Unless this fact is borne in mind, all biographies of Gandhi will end up being biographies of Ghandi.
I am sometimes asked by aspiring writers to suggest a reading list. I tell them: Read as widely as possible. So here is something for those of you who like chick lit.
Susan Hatler, who writes humorous and emotional “young adult” novels, is out with her latest: The Boyfriend Bylaws. It is about Melanie Porter, who has been dumped—again. When others accuse her of “being in love with being in love”, she agrees to let her best friend, Patti, step in and direct her dating life with “the Boyfriend Bylaws”.

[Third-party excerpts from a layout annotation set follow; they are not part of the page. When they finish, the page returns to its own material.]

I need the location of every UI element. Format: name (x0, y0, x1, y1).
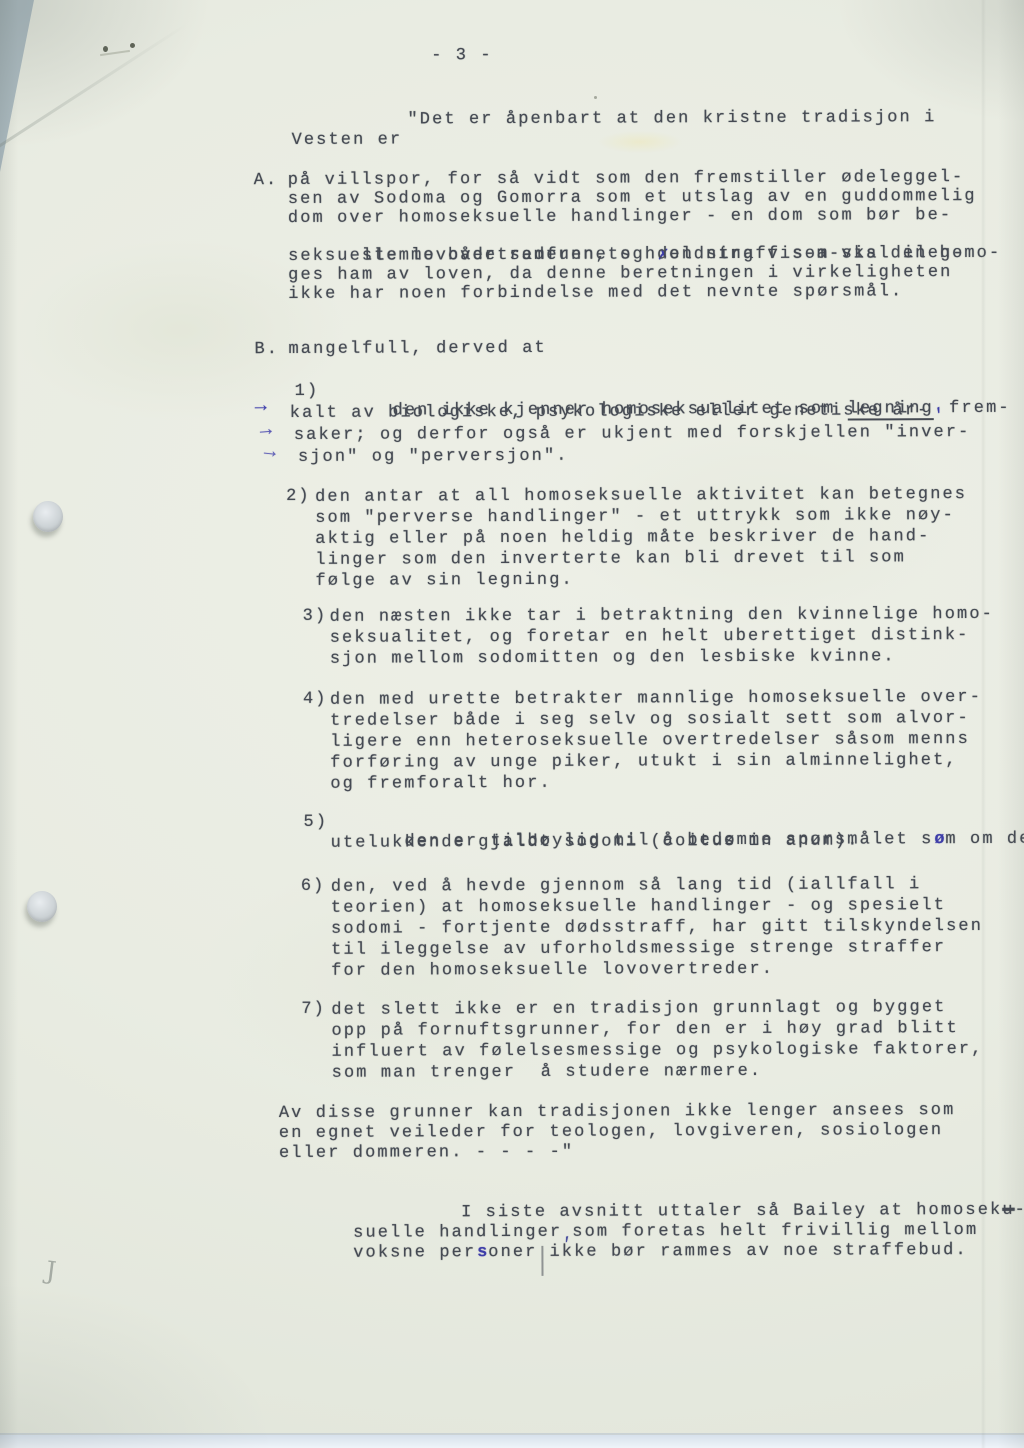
item-3-lines: den næsten ikke tar i betraktning den kv… (330, 604, 995, 670)
section-b-label: B. (254, 340, 279, 360)
paper-speck (594, 96, 597, 99)
margin-arrow-icon: → (259, 419, 273, 443)
item-6-number: 6) (301, 877, 326, 897)
handwritten-letter-correction: ø (933, 830, 945, 850)
staple-hole-mark (103, 46, 108, 52)
handwritten-letter-correction: s (476, 1243, 488, 1263)
section-a-label: A. (254, 171, 279, 190)
typed-text: frem- (937, 399, 1011, 418)
margin-arrow-icon: → (263, 441, 277, 465)
staple-hole-mark (130, 43, 135, 48)
item-4-number: 4) (303, 690, 328, 710)
typed-text: m om det (945, 830, 1024, 849)
item-6-lines: den, ved å hevde gjennom så lang tid (ia… (331, 874, 983, 982)
typed-text: - (1015, 1201, 1024, 1220)
item-1-line-3: saker; og derfor også er ukjent med fors… (294, 423, 971, 446)
punch-hole-bottom (27, 891, 57, 922)
section-b-heading: mangelfull, derved at (288, 339, 546, 360)
item-2-number: 2) (286, 487, 311, 507)
item-5-line-2: utelukkende gjaldt sodomi (coitus in anu… (331, 831, 860, 853)
item-3-number: 3) (303, 607, 328, 627)
typewritten-text-layer: - 3 - "Det er åpenbart at den kristne tr… (0, 0, 1024, 1448)
item-4-lines: den med urette betrakter mannlige homose… (330, 687, 982, 795)
item-1-line-4: sjon" og "perversjon". (298, 447, 569, 468)
item-7-lines: det slett ikke er en tradisjon grunnlagt… (331, 997, 983, 1084)
quote-intro-line-2: Vesten er (292, 130, 403, 150)
item-5-number: 5) (303, 813, 328, 833)
item-1-line-2: kalt av biologiske, psykologiske eller g… (290, 401, 930, 424)
final-paragraph-line-3: voksne personerikke bør rammes av noe st… (279, 1221, 968, 1297)
page-bottom-edge (0, 1433, 1024, 1448)
item-7-number: 7) (301, 1000, 326, 1020)
item-2-lines: den antar at all homoseksuelle aktivitet… (315, 484, 967, 592)
scanned-document-page: - 3 - "Det er åpenbart at den kristne tr… (0, 0, 1024, 1448)
closing-paragraph: Av disse grunner kan tradisjonen ikke le… (279, 1101, 956, 1164)
typed-text: ikke bør rammes av noe straffebud. (549, 1241, 967, 1262)
page-number: - 3 - (431, 46, 493, 66)
struck-letter: u (1002, 1201, 1014, 1220)
margin-arrow-icon: → (255, 395, 267, 418)
quote-intro-line-1: "Det er åpenbart at den kristne tradisjo… (407, 108, 936, 130)
typed-text: voksne per (353, 1243, 476, 1263)
item-1-number: 1) (295, 382, 320, 402)
punch-hole-top (33, 501, 63, 532)
typed-text: oner (488, 1243, 537, 1262)
section-a-lines-bottom: seksuelle lovovertrederen, og den straff… (288, 244, 965, 304)
section-a-lines-top: på villspor, for så vidt som den fremsti… (288, 168, 977, 228)
insertion-stroke-mark (541, 1246, 543, 1276)
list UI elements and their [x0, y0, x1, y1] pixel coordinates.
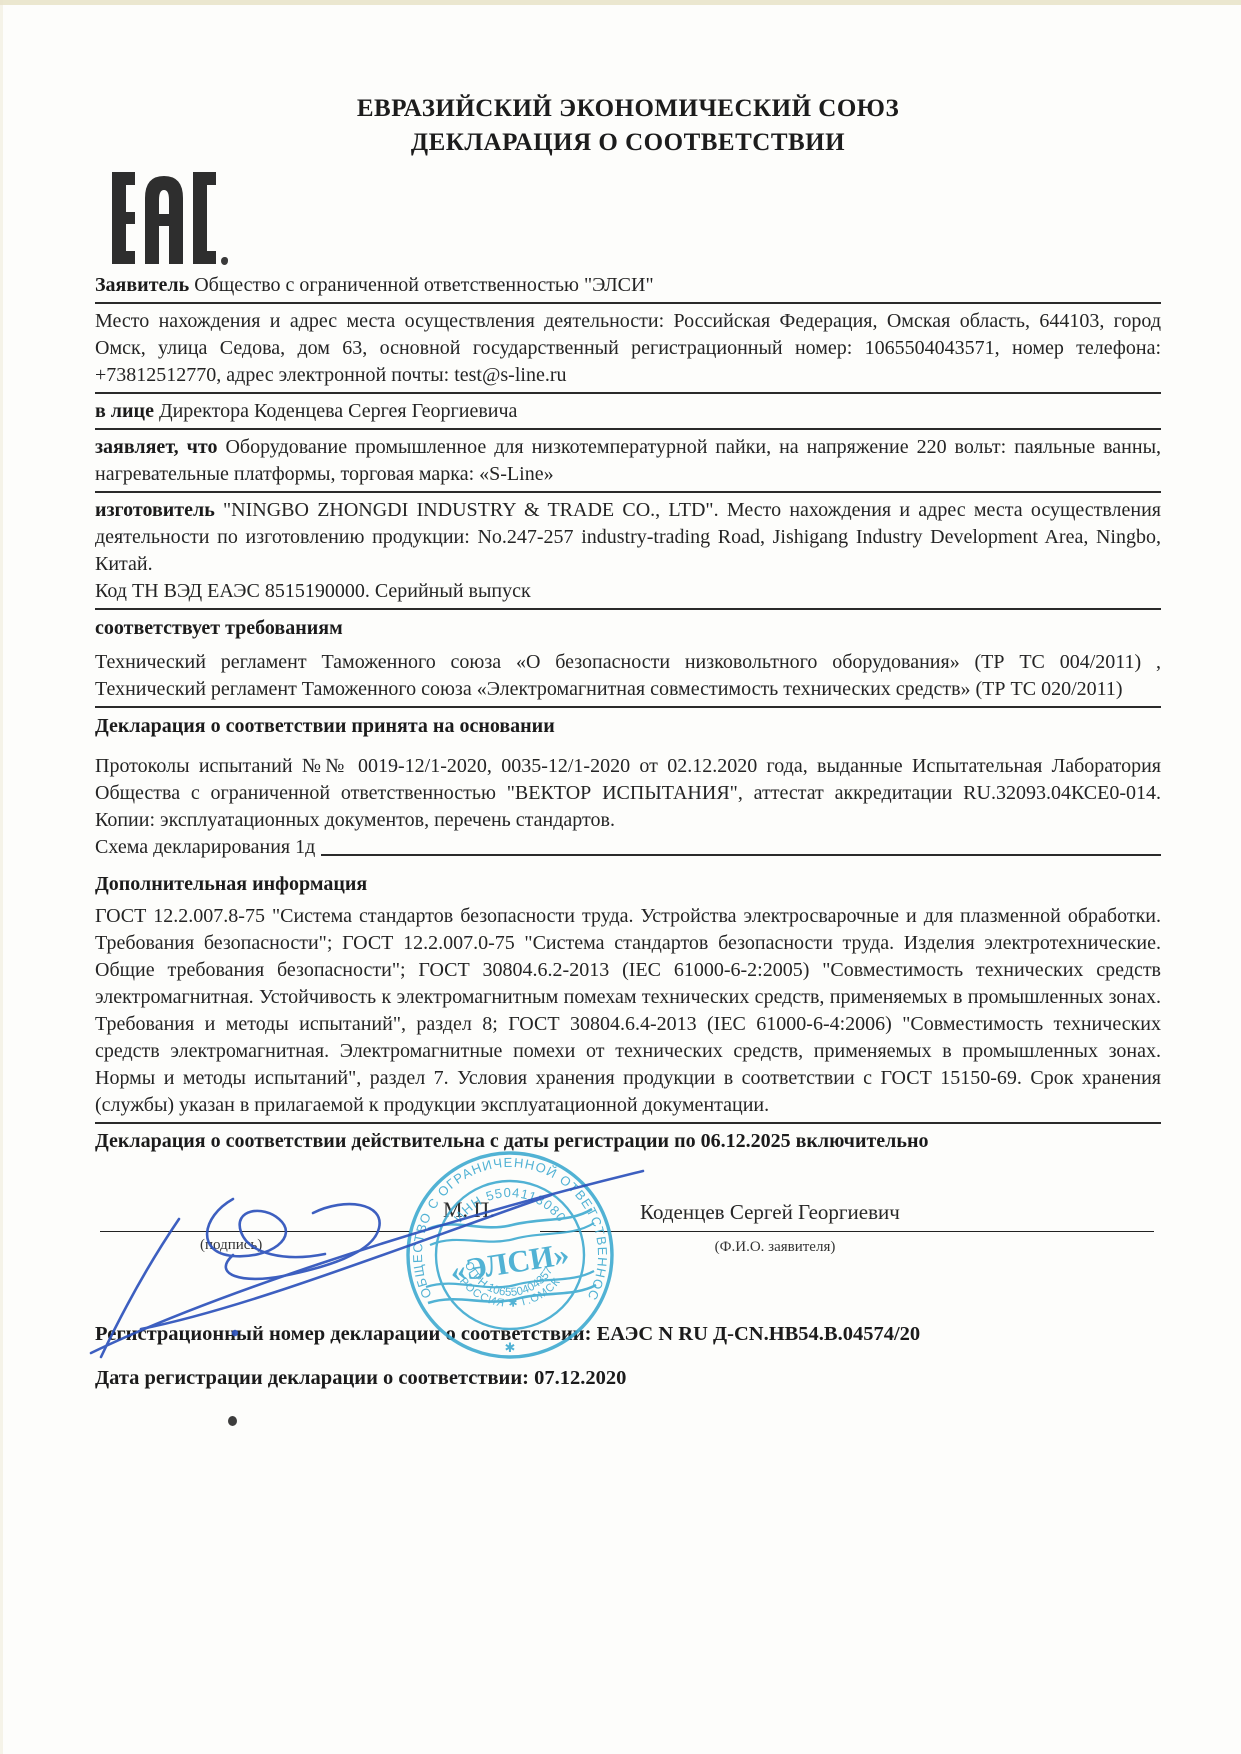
- title-line-1: ЕВРАЗИЙСКИЙ ЭКОНОМИЧЕСКИЙ СОЮЗ: [95, 92, 1161, 126]
- title-line-2: ДЕКЛАРАЦИЯ О СООТВЕТСТВИИ: [95, 126, 1161, 160]
- regulations-paragraph: Технический регламент Таможенного союза …: [95, 649, 1161, 703]
- stamp-outer-text: ОБЩЕСТВО С ОГРАНИЧЕННОЙ ОТВЕТСТВЕННОСТЬЮ: [400, 1145, 610, 1303]
- declares-paragraph: заявляет, что Оборудование промышленное …: [95, 434, 1161, 488]
- additional-paragraph: ГОСТ 12.2.007.8-75 "Система стандартов б…: [95, 903, 1161, 1119]
- document-content: ЕВРАЗИЙСКИЙ ЭКОНОМИЧЕСКИЙ СОЮЗ ДЕКЛАРАЦИ…: [95, 0, 1161, 1392]
- eac-logo-icon: [112, 172, 220, 264]
- registration-number-value: ЕАЭС N RU Д-CN.НВ54.В.04574/20: [597, 1323, 921, 1345]
- scheme-text: Схема декларирования 1д: [95, 834, 315, 861]
- stamp-city: РОССИЯ ✱ Г.ОМСК: [457, 1276, 563, 1310]
- declares-label: заявляет, что: [95, 436, 217, 458]
- signature-caption: (подпись): [200, 1237, 262, 1254]
- signature-zone: (подпись) М. П. Коденцев Сергей Георгиев…: [95, 1155, 1161, 1315]
- person-label: в лице: [95, 400, 154, 422]
- registration-date-value: 07.12.2020: [534, 1367, 626, 1389]
- manufacturer-label: изготовитель: [95, 499, 215, 521]
- basis-header: Декларация о соответствии принята на осн…: [95, 713, 1161, 740]
- applicant-row: Заявитель Общество с ограниченной ответс…: [95, 272, 1161, 299]
- scan-speckle: [228, 1416, 237, 1426]
- applicant-fullname: Коденцев Сергей Георгиевич: [640, 1200, 900, 1225]
- divider: [95, 491, 1161, 493]
- registration-date-row: Дата регистрации декларации о соответств…: [95, 1365, 1161, 1392]
- divider: [95, 302, 1161, 304]
- divider: [95, 706, 1161, 708]
- eac-logo-block: [95, 172, 1161, 264]
- declaration-document: { "page": { "eac_logo": "EAC", "header":…: [0, 0, 1241, 1754]
- divider: [95, 608, 1161, 610]
- scan-edge-left: [0, 0, 3, 1754]
- additional-header: Дополнительная информация: [95, 871, 1161, 898]
- scheme-row: Схема декларирования 1д: [95, 834, 1161, 861]
- applicant-value: Общество с ограниченной ответственностью…: [194, 274, 653, 296]
- address-paragraph: Место нахождения и адрес места осуществл…: [95, 308, 1161, 389]
- person-row: в лице Директора Коденцева Сергея Георги…: [95, 398, 1161, 425]
- manufacturer-paragraph: изготовитель "NINGBO ZHONGDI INDUSTRY & …: [95, 497, 1161, 578]
- registration-number-row: Регистрационный номер декларации о соотв…: [95, 1321, 1161, 1348]
- registration-date-label: Дата регистрации декларации о соответств…: [95, 1367, 529, 1389]
- divider: [95, 428, 1161, 430]
- applicant-label: Заявитель: [95, 274, 189, 296]
- divider: [95, 392, 1161, 394]
- tnved-row: Код ТН ВЭД ЕАЭС 8515190000. Серийный вып…: [95, 578, 1161, 605]
- stamp-center-name: «ЭЛСИ»: [448, 1236, 572, 1289]
- document-title: ЕВРАЗИЙСКИЙ ЭКОНОМИЧЕСКИЙ СОЮЗ ДЕКЛАРАЦИ…: [95, 92, 1161, 160]
- signature-line: [100, 1231, 410, 1232]
- manufacturer-value: "NINGBO ZHONGDI INDUSTRY & TRADE CO., LT…: [95, 499, 1161, 575]
- declares-value: Оборудование промышленное для низкотемпе…: [95, 436, 1161, 485]
- divider-partial: [321, 854, 1161, 856]
- mp-mark: М. П.: [443, 1197, 495, 1223]
- complies-header: соответствует требованиям: [95, 615, 1161, 642]
- fullname-caption: (Ф.И.О. заявителя): [690, 1239, 860, 1256]
- scan-speckle: [221, 257, 228, 265]
- validity-row: Декларация о соответствии действительна …: [95, 1128, 1161, 1155]
- registration-number-label: Регистрационный номер декларации о соотв…: [95, 1323, 591, 1345]
- divider: [95, 1122, 1161, 1124]
- basis-paragraph: Протоколы испытаний №№ 0019-12/1-2020, 0…: [95, 753, 1161, 834]
- name-line: [540, 1231, 1154, 1232]
- person-value: Директора Коденцева Сергея Георгиевича: [159, 400, 517, 422]
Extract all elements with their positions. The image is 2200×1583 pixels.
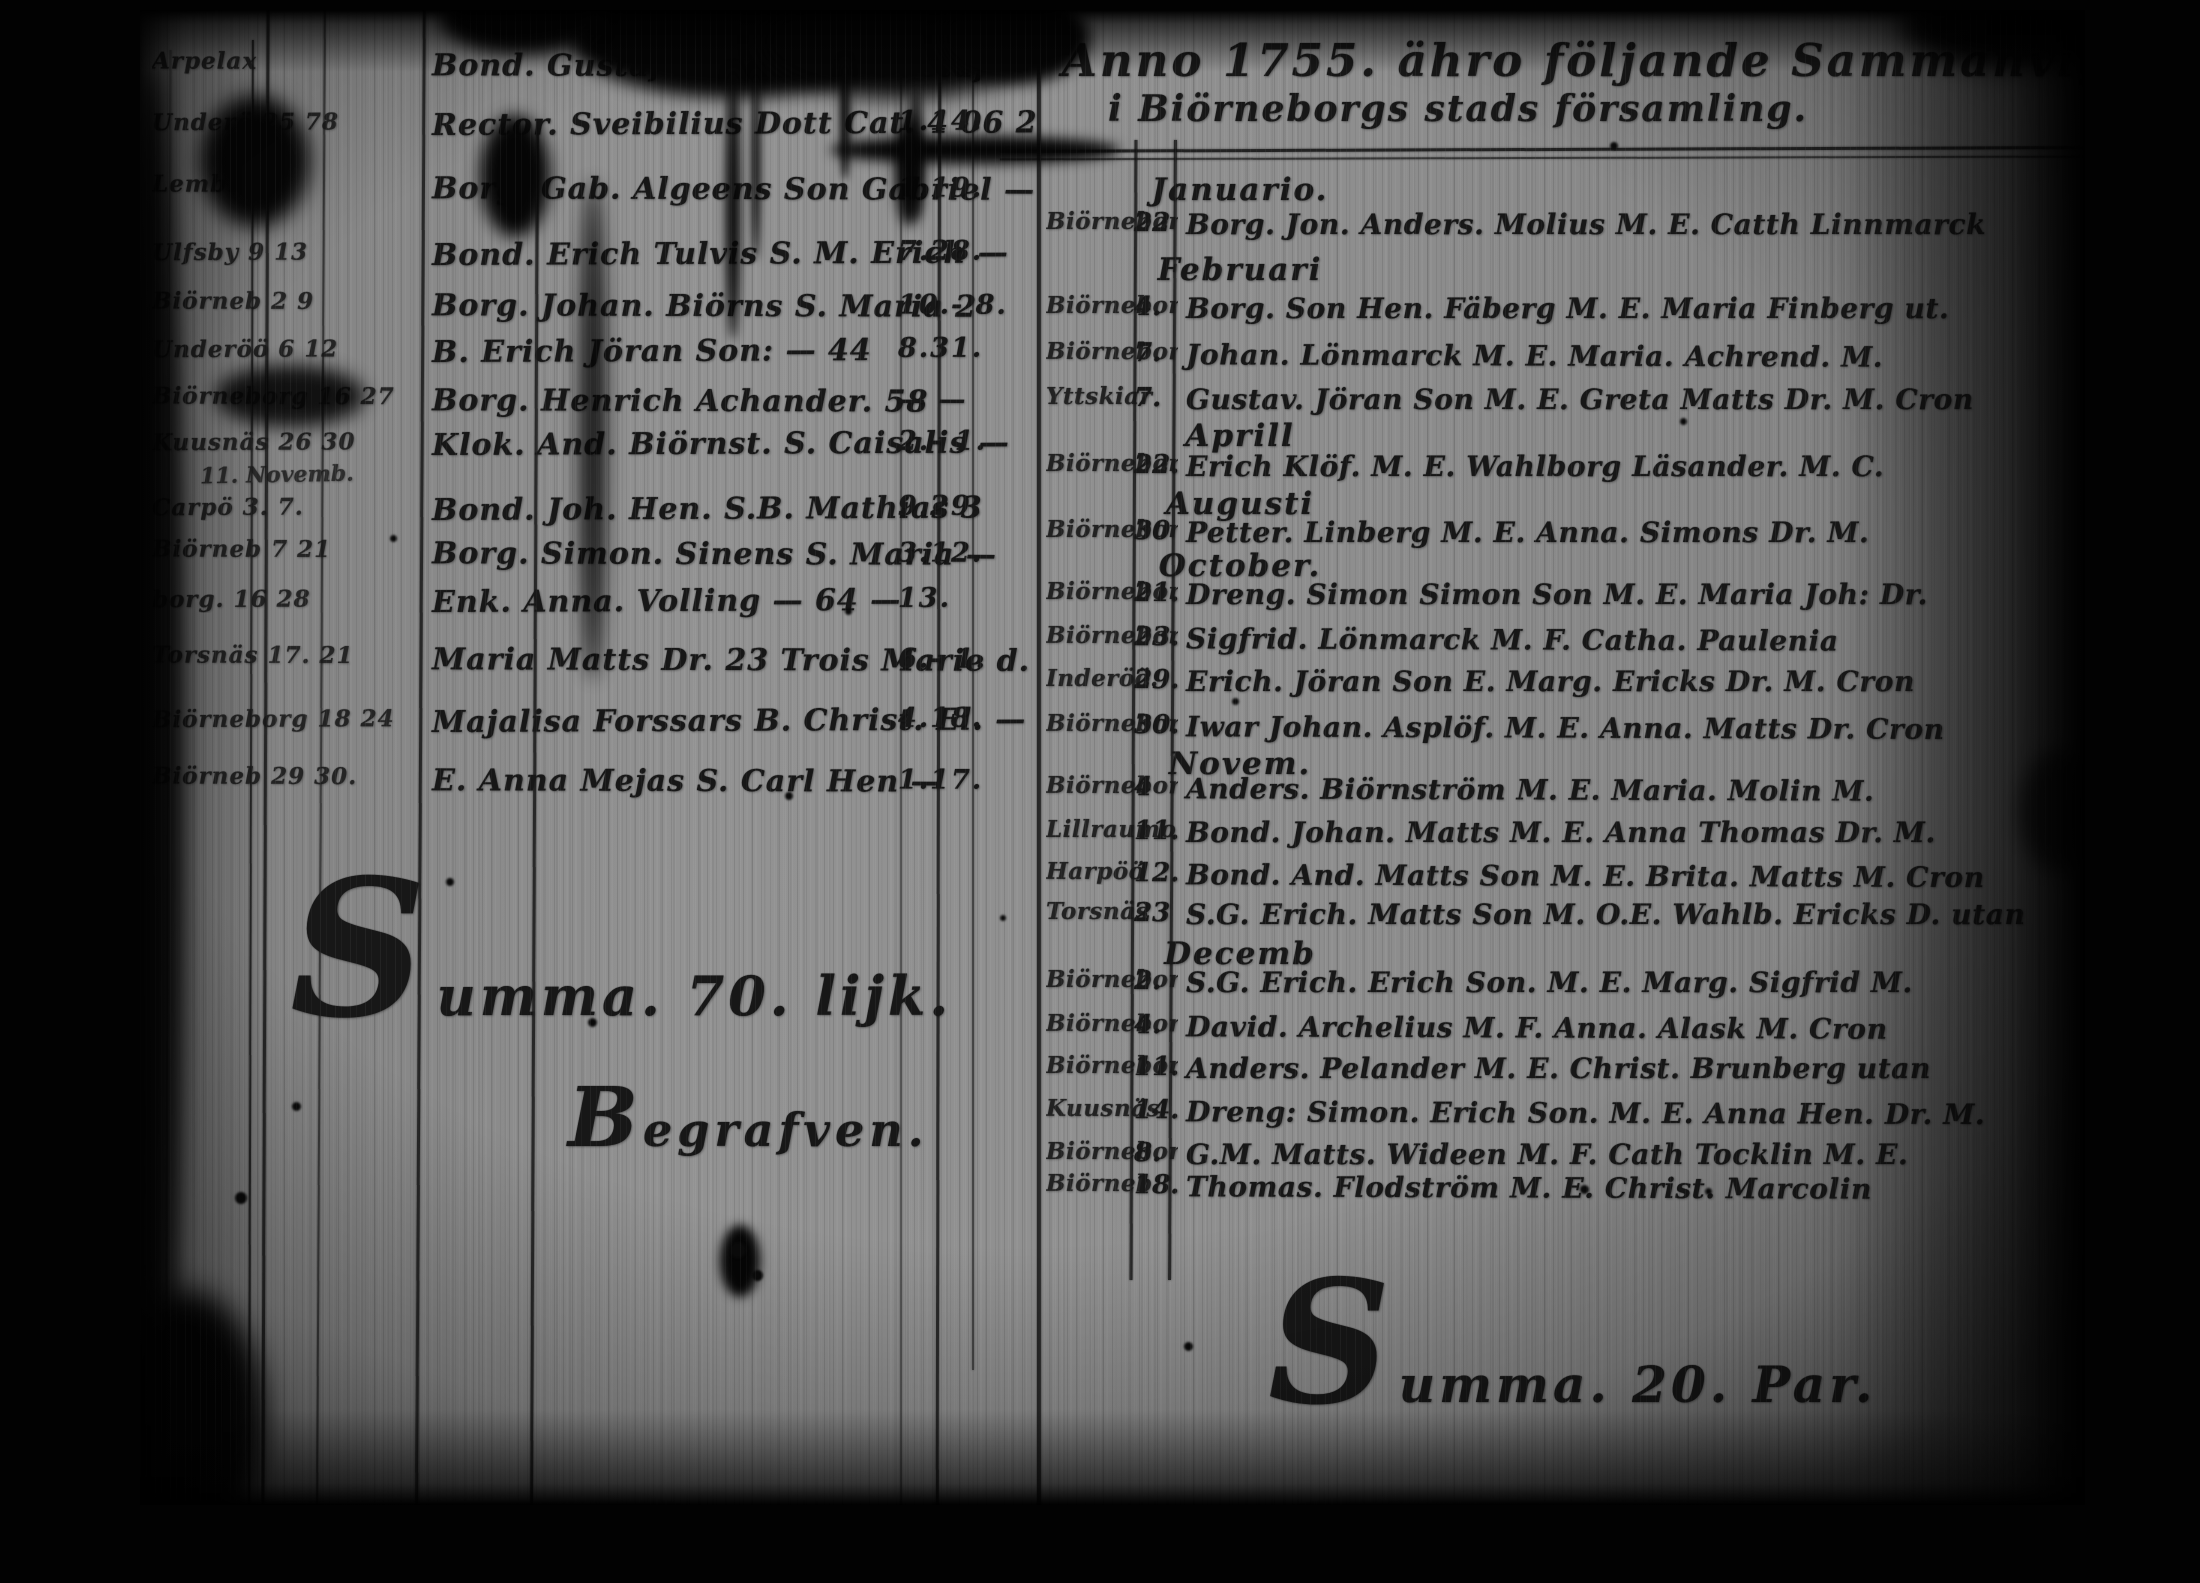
- register-page: M. d. Arpelax Bond. Gustaf Pistolas S. G…: [140, 10, 2085, 1505]
- microfilm-scan: M. d. Arpelax Bond. Gustaf Pistolas S. G…: [0, 0, 2200, 1583]
- photo-vignette: [140, 10, 2085, 1505]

Kris Saknussemm’s new novel, Enigmatic Pilot, belongs to the category of fantasy literature. Its protagonist is a six-year-old boy who could not possibly exist in real life but is eminently believable—and a refreshing contrast to children in some recent non-fantasy novels who could exist in real life and remain irritatingly unbelievable. Enigmatic Pilot is a rip-roaring trip through a fantastic mid-19th century America, a “tall tale too true” written in the spirit of Mark Twain’s novelistic journeys.